“I think our problems in the National Football League along those lines are minimal,” he said. “We are a bond of merit, you earn what you get, you get what you earn.”
“I don’t see racism at all in the NFL. I don’t see discrimination in the National Football Association,” Fangio added. “… we are lucky. We all live together, join together for one common goal, and we all mix and mix enormously. If society reflects the NFL team, we will all be great.”
Of the 32 teams in the National Football League, only four have a major coach other than white. Of the five vacancies for on-the-job training during the break, only one was filled by a non-white person when Ron Rivera, a Hispanic, was appointed by Washington.
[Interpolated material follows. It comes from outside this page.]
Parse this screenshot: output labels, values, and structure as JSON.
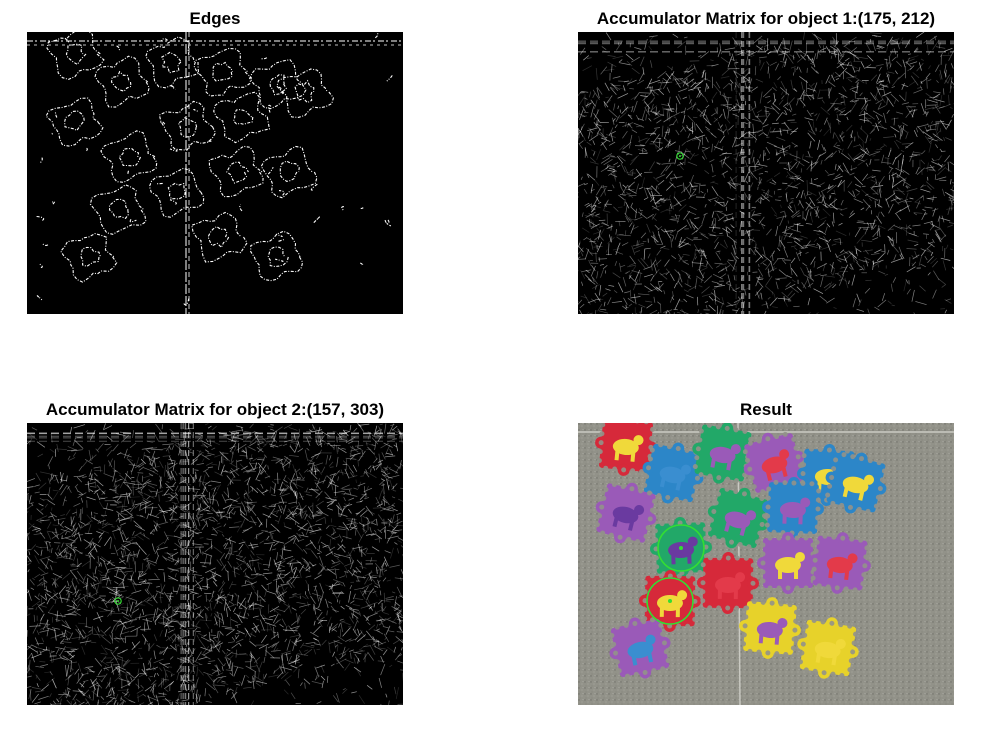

Only two of the current general managers are minorities.
On May 19, the National Football Association announced the implementation of improved diversity policies and the expansion of Rooney’s base, which required teams to meet a minority coach whenever a lead coach was opened.
Now, clubs will be required to meet at least two minority candidates for the position of lead coach; At least one minority candidate for any of the three coordinators vacancies; And at least one external minority candidate for senior football operations or the position of general manager.
Minorities and female candidates must also be included in front office operations for high-level positions such as club president and chief executives in communications, finance, human and legal resources, football operations, sales, marketing, sponsorship, information technology, and security positions.